Renouveler ses papiers d’identité en ligne semble aujourd’hui une formalité… en apparence. Mais derrière certains sites ultra-polissés se cachent des pièges redoutablement bien ficelés qui peuvent vous coûter cher
Papiers d’identité : trop beau pour être vrai, attention à cette arnaque !
Cette nouvelle escroquerie commence à faire du bruit. Depuis plusieurs jours, les médias tirent la sonnette d’alarme face à une arnaque numérique visant les citoyens français ayant fait une demande de renouvellement de leur pièce d’identité, en particulier de leur carte d’identité. Un site internet, parfaitement rôdé, exploite une confusion administrative bien réelle et profite ainsi d’un changement officiel de procédure pour appâter ses victimes.
Carte d’identité : un faux site pour les demandes de renouvellement
Le site cni-fra.fr reprend tous les codes d’un site institutionnel : interface épurée, vocabulaire administratif, promesse de pré-demande de renouvellement de carte d'identité simplifiée. Le scénario est toujours le même : une page sponsorisée s’affiche en tête des résultats Google, promettant un traitement en 48 heures en échange de 39 euros (ou 29 euros pour un mineur).
La plupart des victimes y voient une version express des procédures classiques. Mais en coulisses, rien ne se passe : aucun rendez-vous n’est pris, aucune mairie n’est informée, aucun service réel n’est activé. Or, comme le réaffirme 20 Minutes, « le délai moyen pour obtenir une carte d'identité est de huit semaines, pas deux jours ».
Une réforme de mars 2025 en toile de fond
Le succès de cette arnaque numérique repose sur un timing redoutablement opportun. Depuis le 31 mars 2025, les détenteurs d’une carte d’identité française ont la possibilité de demander son renouvellement pour obtenir un nouveau titre au format carte bancaire — plus compact, plus sécurisé, et également sous forme numérique — et ce, même si leur document est encore valide.
Résultat : cette réforme a provoqué une avalanche de requêtes sur les moteurs de recherche… et, dans son sillage, la prolifération de sites frauduleux.

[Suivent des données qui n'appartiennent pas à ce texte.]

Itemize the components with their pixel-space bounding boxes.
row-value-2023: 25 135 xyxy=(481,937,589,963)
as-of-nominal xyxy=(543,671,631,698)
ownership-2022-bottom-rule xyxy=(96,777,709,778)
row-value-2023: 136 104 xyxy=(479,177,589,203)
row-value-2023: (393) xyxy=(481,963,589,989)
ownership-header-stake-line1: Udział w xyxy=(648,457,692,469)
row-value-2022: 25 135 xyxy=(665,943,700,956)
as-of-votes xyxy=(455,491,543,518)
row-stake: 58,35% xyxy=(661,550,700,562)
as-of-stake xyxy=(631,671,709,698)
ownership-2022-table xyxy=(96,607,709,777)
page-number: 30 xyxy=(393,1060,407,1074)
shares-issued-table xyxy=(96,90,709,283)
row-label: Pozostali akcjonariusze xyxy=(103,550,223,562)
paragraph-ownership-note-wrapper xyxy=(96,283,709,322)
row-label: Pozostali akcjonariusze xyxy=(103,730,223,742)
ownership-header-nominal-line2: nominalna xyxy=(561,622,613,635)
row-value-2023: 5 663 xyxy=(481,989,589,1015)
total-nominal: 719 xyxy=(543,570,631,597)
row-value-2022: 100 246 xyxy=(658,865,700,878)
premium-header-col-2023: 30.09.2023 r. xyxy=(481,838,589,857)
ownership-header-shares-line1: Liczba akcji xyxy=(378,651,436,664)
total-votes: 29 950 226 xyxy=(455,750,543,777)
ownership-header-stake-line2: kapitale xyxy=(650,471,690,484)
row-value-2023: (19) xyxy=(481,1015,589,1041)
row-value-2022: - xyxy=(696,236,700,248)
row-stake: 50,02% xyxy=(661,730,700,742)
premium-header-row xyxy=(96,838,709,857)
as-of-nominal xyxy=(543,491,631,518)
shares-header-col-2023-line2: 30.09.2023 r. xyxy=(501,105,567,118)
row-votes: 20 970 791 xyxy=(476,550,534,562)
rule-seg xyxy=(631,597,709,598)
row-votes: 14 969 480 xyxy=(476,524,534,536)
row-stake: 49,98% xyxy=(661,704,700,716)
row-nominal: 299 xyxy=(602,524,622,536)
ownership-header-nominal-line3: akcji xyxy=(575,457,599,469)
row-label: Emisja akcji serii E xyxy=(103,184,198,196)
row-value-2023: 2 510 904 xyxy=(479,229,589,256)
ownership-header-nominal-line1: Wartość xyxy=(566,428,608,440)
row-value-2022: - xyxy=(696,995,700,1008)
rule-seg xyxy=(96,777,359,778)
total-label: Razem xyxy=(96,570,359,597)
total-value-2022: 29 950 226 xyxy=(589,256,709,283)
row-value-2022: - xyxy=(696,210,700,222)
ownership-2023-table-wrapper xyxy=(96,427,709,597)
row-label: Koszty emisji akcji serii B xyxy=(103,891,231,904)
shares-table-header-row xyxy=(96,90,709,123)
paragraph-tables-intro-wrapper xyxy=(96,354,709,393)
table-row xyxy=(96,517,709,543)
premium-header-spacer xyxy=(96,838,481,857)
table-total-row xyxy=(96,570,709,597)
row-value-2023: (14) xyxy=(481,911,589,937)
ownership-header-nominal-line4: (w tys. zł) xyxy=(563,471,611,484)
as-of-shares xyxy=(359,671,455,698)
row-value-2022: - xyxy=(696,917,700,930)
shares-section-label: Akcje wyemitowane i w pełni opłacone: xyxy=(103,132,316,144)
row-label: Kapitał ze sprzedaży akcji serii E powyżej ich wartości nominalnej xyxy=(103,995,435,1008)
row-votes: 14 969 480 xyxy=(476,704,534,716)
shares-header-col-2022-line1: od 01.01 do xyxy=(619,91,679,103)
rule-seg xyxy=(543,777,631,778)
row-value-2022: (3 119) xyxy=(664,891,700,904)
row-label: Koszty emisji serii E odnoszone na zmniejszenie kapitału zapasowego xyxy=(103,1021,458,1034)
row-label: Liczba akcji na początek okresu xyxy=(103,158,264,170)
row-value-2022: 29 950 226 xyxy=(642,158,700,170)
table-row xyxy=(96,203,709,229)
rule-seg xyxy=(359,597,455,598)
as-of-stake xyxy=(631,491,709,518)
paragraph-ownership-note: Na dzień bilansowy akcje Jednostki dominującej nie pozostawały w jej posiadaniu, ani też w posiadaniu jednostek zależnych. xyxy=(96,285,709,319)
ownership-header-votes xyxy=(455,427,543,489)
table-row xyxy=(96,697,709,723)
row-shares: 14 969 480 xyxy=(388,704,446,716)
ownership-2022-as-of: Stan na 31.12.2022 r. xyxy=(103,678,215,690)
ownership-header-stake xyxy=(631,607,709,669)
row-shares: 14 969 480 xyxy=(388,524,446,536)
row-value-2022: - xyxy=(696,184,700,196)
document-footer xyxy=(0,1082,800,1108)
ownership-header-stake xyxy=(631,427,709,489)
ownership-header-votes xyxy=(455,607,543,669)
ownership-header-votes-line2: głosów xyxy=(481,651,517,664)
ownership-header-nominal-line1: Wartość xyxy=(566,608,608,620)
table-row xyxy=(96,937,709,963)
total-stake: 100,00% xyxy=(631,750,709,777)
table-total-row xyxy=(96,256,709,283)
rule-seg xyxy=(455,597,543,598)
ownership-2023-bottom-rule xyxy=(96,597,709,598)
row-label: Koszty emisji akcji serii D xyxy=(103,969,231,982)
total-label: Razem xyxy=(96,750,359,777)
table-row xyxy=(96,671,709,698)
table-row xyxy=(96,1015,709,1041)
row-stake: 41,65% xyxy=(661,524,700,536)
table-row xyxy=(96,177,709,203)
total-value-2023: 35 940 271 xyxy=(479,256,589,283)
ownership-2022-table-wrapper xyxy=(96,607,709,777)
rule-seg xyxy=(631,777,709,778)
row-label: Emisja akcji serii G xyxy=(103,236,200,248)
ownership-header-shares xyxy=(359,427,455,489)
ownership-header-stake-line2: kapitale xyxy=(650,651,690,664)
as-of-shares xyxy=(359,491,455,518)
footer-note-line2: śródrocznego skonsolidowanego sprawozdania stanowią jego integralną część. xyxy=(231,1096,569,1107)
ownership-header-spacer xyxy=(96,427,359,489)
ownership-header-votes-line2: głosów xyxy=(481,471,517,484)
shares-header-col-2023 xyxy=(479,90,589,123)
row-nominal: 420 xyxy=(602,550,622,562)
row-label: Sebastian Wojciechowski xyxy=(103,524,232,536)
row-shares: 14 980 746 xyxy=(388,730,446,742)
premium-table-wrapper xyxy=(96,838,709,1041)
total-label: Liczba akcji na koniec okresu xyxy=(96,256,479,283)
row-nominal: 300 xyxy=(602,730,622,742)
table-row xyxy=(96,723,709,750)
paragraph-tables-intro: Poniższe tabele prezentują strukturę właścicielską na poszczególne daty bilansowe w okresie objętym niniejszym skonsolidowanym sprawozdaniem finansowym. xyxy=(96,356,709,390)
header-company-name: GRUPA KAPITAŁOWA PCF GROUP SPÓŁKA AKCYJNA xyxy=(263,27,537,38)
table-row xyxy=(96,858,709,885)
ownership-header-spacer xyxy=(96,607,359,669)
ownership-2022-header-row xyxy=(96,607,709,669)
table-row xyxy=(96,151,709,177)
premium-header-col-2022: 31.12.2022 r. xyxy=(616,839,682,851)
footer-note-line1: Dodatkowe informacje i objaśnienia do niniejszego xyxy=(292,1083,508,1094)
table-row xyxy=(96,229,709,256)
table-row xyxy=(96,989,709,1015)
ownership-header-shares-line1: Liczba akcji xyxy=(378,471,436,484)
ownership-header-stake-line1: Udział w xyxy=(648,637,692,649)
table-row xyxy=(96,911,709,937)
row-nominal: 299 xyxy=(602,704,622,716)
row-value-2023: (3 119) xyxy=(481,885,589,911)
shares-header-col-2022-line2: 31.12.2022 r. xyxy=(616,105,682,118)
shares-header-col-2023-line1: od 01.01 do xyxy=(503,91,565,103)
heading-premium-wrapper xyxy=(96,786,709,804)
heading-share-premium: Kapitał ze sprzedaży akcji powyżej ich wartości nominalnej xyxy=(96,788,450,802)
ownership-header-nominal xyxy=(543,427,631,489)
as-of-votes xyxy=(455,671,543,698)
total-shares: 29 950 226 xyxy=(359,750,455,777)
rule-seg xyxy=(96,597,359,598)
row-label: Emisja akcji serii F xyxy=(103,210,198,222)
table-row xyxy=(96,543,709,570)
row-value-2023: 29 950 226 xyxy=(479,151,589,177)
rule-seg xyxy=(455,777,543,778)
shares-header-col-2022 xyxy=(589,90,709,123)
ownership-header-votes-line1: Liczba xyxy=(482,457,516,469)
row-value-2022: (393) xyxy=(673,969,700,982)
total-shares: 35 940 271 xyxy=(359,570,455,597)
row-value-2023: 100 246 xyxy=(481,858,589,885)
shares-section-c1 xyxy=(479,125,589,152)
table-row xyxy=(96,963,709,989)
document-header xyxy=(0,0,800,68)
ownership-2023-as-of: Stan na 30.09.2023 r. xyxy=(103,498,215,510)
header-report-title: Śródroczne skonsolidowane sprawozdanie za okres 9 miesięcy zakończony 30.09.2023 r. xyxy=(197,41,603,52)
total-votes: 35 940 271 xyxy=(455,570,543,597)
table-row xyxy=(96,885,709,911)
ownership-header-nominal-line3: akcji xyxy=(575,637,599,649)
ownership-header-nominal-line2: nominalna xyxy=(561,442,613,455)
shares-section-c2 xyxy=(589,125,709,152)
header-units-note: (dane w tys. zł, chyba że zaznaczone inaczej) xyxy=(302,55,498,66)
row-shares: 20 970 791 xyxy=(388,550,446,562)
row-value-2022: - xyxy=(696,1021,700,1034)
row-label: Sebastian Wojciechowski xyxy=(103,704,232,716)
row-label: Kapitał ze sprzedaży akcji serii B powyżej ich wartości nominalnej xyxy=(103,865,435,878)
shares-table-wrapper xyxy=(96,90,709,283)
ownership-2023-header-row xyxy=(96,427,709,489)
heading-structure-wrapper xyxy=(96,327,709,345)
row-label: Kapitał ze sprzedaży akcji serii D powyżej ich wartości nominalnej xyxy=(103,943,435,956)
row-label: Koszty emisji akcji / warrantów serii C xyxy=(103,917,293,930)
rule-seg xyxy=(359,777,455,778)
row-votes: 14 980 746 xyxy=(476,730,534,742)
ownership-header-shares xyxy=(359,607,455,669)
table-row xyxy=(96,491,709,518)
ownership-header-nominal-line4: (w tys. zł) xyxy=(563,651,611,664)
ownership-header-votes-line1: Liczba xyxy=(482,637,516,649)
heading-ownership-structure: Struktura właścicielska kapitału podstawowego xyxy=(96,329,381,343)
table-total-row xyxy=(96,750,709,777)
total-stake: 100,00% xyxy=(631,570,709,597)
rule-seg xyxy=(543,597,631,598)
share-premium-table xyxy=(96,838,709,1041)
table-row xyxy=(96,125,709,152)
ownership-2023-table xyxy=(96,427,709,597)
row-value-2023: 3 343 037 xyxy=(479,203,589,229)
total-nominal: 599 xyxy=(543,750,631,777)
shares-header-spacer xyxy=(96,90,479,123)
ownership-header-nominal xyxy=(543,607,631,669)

Une escroquerie manifeste… mais pas illégale
C’est là que le bât blesse : si l’arnaque est moralement condamnable, elle ne tombe pas systématiquement sous le coup de la loi. Le vide juridique est criant. Comme l’explique en effet Ouest-France, ces plateformes précisent en petits caractères qu’elles ne sont « ni affiliées à l’ANTS, ni habilitées à délivrer un document officiel ». Autrement dit, sur le plan technique, cela signifie qu'elles facturent un service d’assistance, même s'il est inutile et sans valeur.
Le consommateur paye ainsi pour rien, mais en toute légalité. Selon Jean-Jacques Latour, expert chez cybermalveillance.gouv.fr, cité par Ouest France, ce n’est pas une fraude au sens pénal : « Ces sites se présentent comme des aides privées aux démarches. C’est légal, même si c’est abusif ». Pendant ce temps, l’usager floué perd de l’argent, ralentit sa procédure, et s’expose à un traitement administratif encore plus long, car les informations saisies sur le faux site ne sont pas transmises à l’État.
C’est là toute l’ironie du système : l’arnaque fonctionne parce qu’elle respecte les règles, tout en piégeant sciemment l’usager. Pis, tant qu’elle n’usurpe pas formellement l’identité d’une institution publique, les marges de poursuite restent minces. Un vide réglementaire que rien ne comble pour l’instant, et dont ces plateformes tirent pleinement profit, au détriment des usagers les plus vulnérables. Certains espèrent un remboursement, mais leur requête se heurte bien souvent à une impasse, étayée par l’ambiguïté juridique de ces pratiques. CQFD.
Comment éviter le piège et protéger ses démarches ?
Peu d’usagers savent que les demandes de carte d’identité, comme celles de passeport, ne passent jamais par un site internet comportant une demande de paiement en ligne. La procédure s’effectue exclusivement via le portail officiel de l’ANTS (Agence nationale des titres sécurisés), où la pré-demande est gratuite : passeport.ants.gouv.fr. En cas de perte ou de vol, le seul paiement requis s’effectue par l’achat d’un timbre fiscal d’un montant de 25 euros. En dehors de ce cadre, aucun règlement en ligne n’est justifié, et de fait, toute autre URL doit être considérée comme suspecte.
Une bonne habitude consiste à vérifier systématiquement que l’adresse contient « .gouv.fr ». En cas de doute ou si la fraude a déjà eu lieu, il faut signaler immédiatement le site sur signal.conso.gouv.fr ou cybermalveillance.gouv.fr, et alerter sa banque en urgence.